KieranTimberlake is a research-based Philadelphia firm known for its award-winning institutional work, but also for technologically sophisticated buildings that reduce construction time and cost and live lightly on the land. Among them is SmartWrap, an experimental pavilion commissioned by the Cooper-Hewitt, National Design Museum that’s sheathed in a flexible skin printed with organic LEDs and photovoltaics. Another is the ecologically agile Loblolly House on Maryland’s Eastern Shore, lauded for its clever assembly system.
Like its precisely detailed buildings, the firm’s new book Inquiry (Rizzoli, $55), by Karl Wallick, AIA, unfolds in layers. Over the years the architects have devised a unique way of thinking about the complex process of design, and thus of organizing the book. The chapter titles distill design into 10 gerunds—bending, coupling, filtering, inserting, offsetting, outlining, overlapping, puncturing, reflecting, and tuning—that form a useful (and poetic) framework for working toward the often contradictory goals of sustainable architecture. Each chapter contains project fragments that illustrate the concepts. These notions can be figurative, too. Bending, for example, refers not just to walls or metal but a certain mindset. “There is also a conceptual bending that impels the design process at KieranTimberlake,” Wallick writes. It’s a way of resolving the multiple forces at work on a project, and “a calculated attempt to slow down the rush to a singular formal conception. A willingness to bend yields great strength in architecture.”
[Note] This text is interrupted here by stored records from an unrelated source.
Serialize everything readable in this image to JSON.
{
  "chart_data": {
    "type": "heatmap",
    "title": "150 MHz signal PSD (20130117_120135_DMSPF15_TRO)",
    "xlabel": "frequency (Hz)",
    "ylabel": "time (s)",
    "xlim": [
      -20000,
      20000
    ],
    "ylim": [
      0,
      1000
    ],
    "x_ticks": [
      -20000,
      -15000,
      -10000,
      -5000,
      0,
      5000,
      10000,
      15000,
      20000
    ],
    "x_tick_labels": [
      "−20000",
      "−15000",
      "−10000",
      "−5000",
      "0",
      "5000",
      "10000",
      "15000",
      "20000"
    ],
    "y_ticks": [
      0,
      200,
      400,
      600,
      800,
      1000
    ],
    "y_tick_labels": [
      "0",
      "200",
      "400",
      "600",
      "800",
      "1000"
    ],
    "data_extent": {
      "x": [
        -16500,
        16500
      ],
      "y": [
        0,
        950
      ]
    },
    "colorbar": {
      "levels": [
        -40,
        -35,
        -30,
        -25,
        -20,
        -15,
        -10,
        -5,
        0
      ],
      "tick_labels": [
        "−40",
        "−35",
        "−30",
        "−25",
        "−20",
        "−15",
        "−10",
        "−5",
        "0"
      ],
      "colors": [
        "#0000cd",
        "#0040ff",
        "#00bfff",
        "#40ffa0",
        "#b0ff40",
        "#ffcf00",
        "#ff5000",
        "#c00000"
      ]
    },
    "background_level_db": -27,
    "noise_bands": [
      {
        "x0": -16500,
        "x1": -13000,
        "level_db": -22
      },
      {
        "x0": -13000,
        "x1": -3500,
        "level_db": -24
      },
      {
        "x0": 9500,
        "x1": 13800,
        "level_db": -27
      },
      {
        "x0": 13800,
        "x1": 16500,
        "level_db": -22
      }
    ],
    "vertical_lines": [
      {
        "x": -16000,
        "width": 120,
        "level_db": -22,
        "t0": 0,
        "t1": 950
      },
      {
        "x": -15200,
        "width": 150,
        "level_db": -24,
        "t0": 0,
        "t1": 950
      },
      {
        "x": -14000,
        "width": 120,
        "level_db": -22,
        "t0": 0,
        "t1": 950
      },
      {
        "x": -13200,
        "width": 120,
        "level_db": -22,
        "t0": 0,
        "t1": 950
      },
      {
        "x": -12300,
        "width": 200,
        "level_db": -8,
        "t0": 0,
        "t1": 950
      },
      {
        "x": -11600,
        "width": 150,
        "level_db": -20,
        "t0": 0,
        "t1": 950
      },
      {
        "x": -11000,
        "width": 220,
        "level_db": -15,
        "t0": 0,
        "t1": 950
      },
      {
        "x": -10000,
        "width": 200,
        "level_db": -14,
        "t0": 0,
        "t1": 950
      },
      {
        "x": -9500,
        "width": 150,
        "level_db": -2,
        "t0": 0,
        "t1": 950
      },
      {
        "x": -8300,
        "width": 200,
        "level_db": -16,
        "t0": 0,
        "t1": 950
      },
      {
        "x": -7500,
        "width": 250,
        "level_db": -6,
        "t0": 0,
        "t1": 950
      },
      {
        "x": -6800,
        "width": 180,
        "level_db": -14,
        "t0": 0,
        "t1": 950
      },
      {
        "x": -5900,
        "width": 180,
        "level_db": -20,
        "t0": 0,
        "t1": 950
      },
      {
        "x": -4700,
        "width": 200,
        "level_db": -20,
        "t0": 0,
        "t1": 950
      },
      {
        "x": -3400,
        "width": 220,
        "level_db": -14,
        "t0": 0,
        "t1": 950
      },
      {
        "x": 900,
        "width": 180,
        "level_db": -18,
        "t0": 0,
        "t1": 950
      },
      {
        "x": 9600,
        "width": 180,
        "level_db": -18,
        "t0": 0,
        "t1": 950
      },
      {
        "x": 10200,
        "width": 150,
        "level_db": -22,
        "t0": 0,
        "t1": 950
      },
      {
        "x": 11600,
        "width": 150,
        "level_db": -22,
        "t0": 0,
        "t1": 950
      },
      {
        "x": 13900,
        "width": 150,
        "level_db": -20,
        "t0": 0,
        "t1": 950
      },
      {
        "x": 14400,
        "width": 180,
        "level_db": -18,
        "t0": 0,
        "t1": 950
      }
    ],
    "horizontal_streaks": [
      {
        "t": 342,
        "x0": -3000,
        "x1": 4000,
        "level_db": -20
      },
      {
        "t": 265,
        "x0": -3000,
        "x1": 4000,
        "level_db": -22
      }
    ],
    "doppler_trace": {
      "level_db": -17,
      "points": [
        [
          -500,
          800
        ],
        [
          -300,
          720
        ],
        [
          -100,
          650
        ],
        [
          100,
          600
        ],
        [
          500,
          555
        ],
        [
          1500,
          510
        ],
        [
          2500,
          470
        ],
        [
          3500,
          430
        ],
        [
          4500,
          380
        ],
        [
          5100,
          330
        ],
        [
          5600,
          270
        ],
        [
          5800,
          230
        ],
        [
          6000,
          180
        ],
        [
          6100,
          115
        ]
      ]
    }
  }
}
An index of 19 projects, arranged chronologically by date, stitches together the entire presentation. Each commission includes a photo, description, and plans with shaded areas referencing the chapter and page where those details appear. As Stephen Kieran, FAIA, and James Timberlake, FAIA, write in the introduction, “Research is required to evolve, test, restate, and generate robust solutions in the quest for not only a world of architecture that establishes lofty standards for ethical performance but also one in which beauty and performance become whole again.”